年關將近了,大雪紛飛,都道是瑞雪兆豐年,但大雪天,也不知多少人要凍死在冰天雪地裏!
謝晚晴佝僂着背,一邊劇烈地咳嗽,一邊用紅腫早已變形的手搓洗着那些惡臭難聞的衣物!
作爲浣衣局的一名卑賤的婢女,她比任何人都看起來狼狽而瘦弱!
誰能想到,這樣一個婢女,曾經竟是高高在上的太子妃!
“謝晚晴,皇后娘娘傳召!”忽然一個尖細的公鴨嗓子在謝晚晴的頭頂響起。
謝晚晴茫然地抬起頭,看着他,這個人……她認識,是謝思茹身邊的公公!
“還不快點兒,娘娘要是久等了,仔細你的皮!”太監掐着蘭花指,露出厭惡的神情。
謝晚晴擦了擦手,站了起來,卻因爲太過虛弱,差點兒栽倒在地。
……
殿上,只剩下謝思茹和謝晚晴。
謝思茹一步步走向謝晚晴,目光露出一抹惡毒,道:“謝晚晴,今日`本宮就告訴你,你到底有多愚蠢!”
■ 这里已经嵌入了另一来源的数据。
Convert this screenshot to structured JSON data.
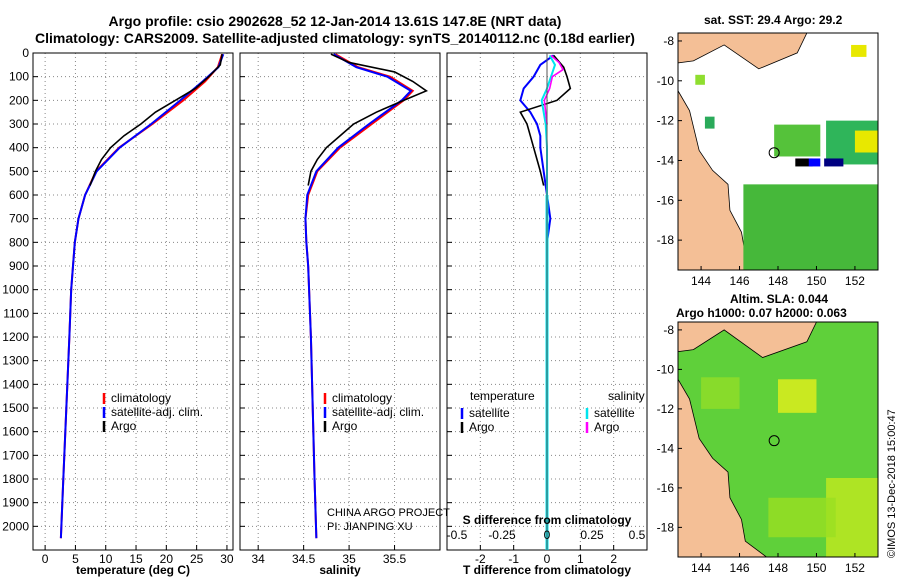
{
  "title_line1": "Argo profile: csio 2902628_52 12-Jan-2014 13.61S 147.8E (NRT data)",
  "title_line2": "Climatology: CARS2009. Satellite-adjusted climatology: synTS_20140112.nc (0.18d earlier)",
  "sst_label": "sat. SST: 29.4 Argo: 29.2",
  "sla_line1": "Altim. SLA: 0.044",
  "sla_line2": "Argo h1000: 0.07 h2000: 0.063",
  "stamp": "©IMOS 13-Dec-2018 15:00:47",
  "project_line1": "CHINA ARGO PROJECT",
  "project_line2": "PI: JIANPING XU",
  "colors": {
    "climatology": "#ff0000",
    "satellite": "#0000ff",
    "argo": "#000000",
    "salinity_sat": "#00e5ee",
    "salinity_argo": "#ff00ff",
    "salinity_clim": "#555555",
    "land": "#f4bf96",
    "sea_green": "#4fc835"
  },
  "chart_data": [
    {
      "type": "line",
      "id": "temperature",
      "xlabel": "temperature (deg C)",
      "ylabel": "depth",
      "xlim": [
        -2,
        31
      ],
      "ylim": [
        2100,
        0
      ],
      "xticks": [
        0,
        5,
        10,
        15,
        20,
        25,
        30
      ],
      "yticks": [
        0,
        100,
        200,
        300,
        400,
        500,
        600,
        700,
        800,
        900,
        1000,
        1100,
        1200,
        1300,
        1400,
        1500,
        1600,
        1700,
        1800,
        1900,
        2000
      ],
      "legend": [
        "climatology",
        "satellite-adj. clim.",
        "Argo"
      ],
      "series": [
        {
          "name": "climatology",
          "depth": [
            5,
            60,
            120,
            200,
            300,
            400,
            500,
            600,
            700,
            800,
            1000,
            1200,
            1500,
            1800,
            2050
          ],
          "values": [
            29.2,
            28.5,
            26.4,
            22.8,
            17.7,
            12.2,
            8.4,
            6.6,
            5.5,
            4.9,
            4.3,
            4.0,
            3.5,
            3.0,
            2.6
          ]
        },
        {
          "name": "satellite-adj. clim.",
          "depth": [
            5,
            60,
            120,
            200,
            300,
            400,
            500,
            600,
            700,
            800,
            1000,
            1200,
            1500,
            1800,
            2050
          ],
          "values": [
            29.4,
            28.6,
            26.0,
            22.3,
            17.5,
            12.3,
            8.5,
            6.6,
            5.5,
            4.9,
            4.3,
            4.0,
            3.5,
            3.0,
            2.6
          ]
        },
        {
          "name": "Argo",
          "depth": [
            5,
            50,
            100,
            150,
            200,
            250,
            300,
            350,
            400,
            450,
            500,
            560
          ],
          "values": [
            29.2,
            28.9,
            27.0,
            24.8,
            21.5,
            18.2,
            15.8,
            13.0,
            10.8,
            9.3,
            8.3,
            7.4
          ]
        }
      ]
    },
    {
      "type": "line",
      "id": "salinity",
      "xlabel": "salinity",
      "ylabel": "depth",
      "xlim": [
        33.8,
        36.0
      ],
      "ylim": [
        2100,
        0
      ],
      "xticks": [
        34,
        34.5,
        35,
        35.5
      ],
      "legend": [
        "climatology",
        "satellite-adj. clim.",
        "Argo"
      ],
      "series": [
        {
          "name": "climatology",
          "depth": [
            5,
            60,
            100,
            160,
            200,
            300,
            400,
            500,
            600,
            700,
            800,
            900,
            1000,
            1200,
            1500,
            1800,
            2050
          ],
          "values": [
            34.85,
            35.1,
            35.45,
            35.7,
            35.6,
            35.25,
            34.9,
            34.65,
            34.55,
            34.52,
            34.53,
            34.55,
            34.56,
            34.58,
            34.6,
            34.62,
            34.64
          ]
        },
        {
          "name": "satellite-adj. clim.",
          "depth": [
            5,
            60,
            100,
            160,
            200,
            300,
            400,
            500,
            600,
            700,
            800,
            900,
            1000,
            1200,
            1500,
            1800,
            2050
          ],
          "values": [
            34.83,
            35.08,
            35.42,
            35.68,
            35.58,
            35.22,
            34.88,
            34.64,
            34.54,
            34.52,
            34.53,
            34.55,
            34.56,
            34.58,
            34.6,
            34.62,
            34.64
          ]
        },
        {
          "name": "Argo",
          "depth": [
            5,
            40,
            80,
            120,
            160,
            200,
            250,
            300,
            350,
            400,
            450,
            500,
            560
          ],
          "values": [
            34.8,
            35.0,
            35.5,
            35.7,
            35.85,
            35.6,
            35.3,
            35.05,
            34.9,
            34.75,
            34.65,
            34.58,
            34.55
          ]
        }
      ]
    },
    {
      "type": "line",
      "id": "difference",
      "xlabel": "T difference from climatology",
      "top_xlabel": "S difference from climatology",
      "xlim": [
        -3,
        3
      ],
      "ylim": [
        2100,
        0
      ],
      "xticks": [
        -2,
        -1,
        0,
        1,
        2
      ],
      "top_xticks": [
        "-0.5",
        "-0.25",
        "0",
        "0.25",
        "0.5"
      ],
      "legend_left_title": "temperature",
      "legend_right_title": "salinity",
      "legend": [
        "satellite",
        "Argo"
      ],
      "series": [
        {
          "name": "T satellite",
          "depth": [
            10,
            50,
            100,
            150,
            200,
            250,
            300,
            350,
            400,
            500,
            600,
            700,
            800,
            900,
            1000,
            1200,
            1500,
            2000
          ],
          "values": [
            0.2,
            -0.2,
            -0.4,
            -0.7,
            -0.8,
            -0.5,
            -0.3,
            -0.2,
            -0.2,
            -0.1,
            0.0,
            0.1,
            0.0,
            0.0,
            0.0,
            0.0,
            0.0,
            0.0
          ]
        },
        {
          "name": "T Argo",
          "depth": [
            10,
            60,
            100,
            150,
            200,
            250,
            300,
            350,
            400,
            450,
            500,
            560
          ],
          "values": [
            0.2,
            0.5,
            0.6,
            0.7,
            0.3,
            -0.8,
            -0.6,
            -0.5,
            -0.4,
            -0.3,
            -0.2,
            -0.1
          ]
        },
        {
          "name": "S satellite",
          "depth": [
            10,
            50,
            100,
            150,
            200,
            300,
            400,
            600,
            1000,
            2000
          ],
          "values": [
            0.02,
            0.06,
            0.03,
            0.0,
            -0.04,
            -0.01,
            0.0,
            0.0,
            0.0,
            0.0
          ]
        },
        {
          "name": "S Argo",
          "depth": [
            10,
            40,
            70,
            100,
            150,
            200,
            250,
            300
          ],
          "values": [
            0.03,
            0.09,
            0.12,
            0.04,
            0.02,
            -0.02,
            -0.01,
            0.0
          ]
        }
      ]
    },
    {
      "type": "heatmap",
      "id": "sst_map",
      "title": "sat. SST: 29.4 Argo: 29.2",
      "xlim": [
        142.8,
        153.2
      ],
      "ylim": [
        -19.5,
        -7.6
      ],
      "xticks": [
        144,
        146,
        148,
        150,
        152
      ],
      "yticks": [
        -8,
        -10,
        -12,
        -14,
        -16,
        -18
      ],
      "argo_position": [
        147.8,
        -13.61
      ]
    },
    {
      "type": "heatmap",
      "id": "sla_map",
      "title": "Altim. SLA: 0.044 / Argo h1000: 0.07 h2000: 0.063",
      "xlim": [
        142.8,
        153.2
      ],
      "ylim": [
        -19.5,
        -7.6
      ],
      "xticks": [
        144,
        146,
        148,
        150,
        152
      ],
      "yticks": [
        -8,
        -10,
        -12,
        -14,
        -16,
        -18
      ],
      "argo_position": [
        147.8,
        -13.61
      ]
    }
  ]
}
“你一直苦苦支撐着,被我玩`弄於鼓掌之間,只爲了救你哥哥吧?可是……他早就死了,死在泰王叛亂之中,因爲他想保住你的太子妃之位,爲了救太子殿下,身重數箭身亡!”
“可是他並不知道,太子一心要他死,因爲太子厭惡極了你,只有你哥哥死了,他才能明目張膽地貶謫你!”
“你還傻到以爲太子殿下真愛你麼?你清高到目無下塵,仗着自己出身高貴,又美貌無雙,卻蠢得像頭豬,你知道太子娶你只是因爲要獲得崔貴妃的支持麼?”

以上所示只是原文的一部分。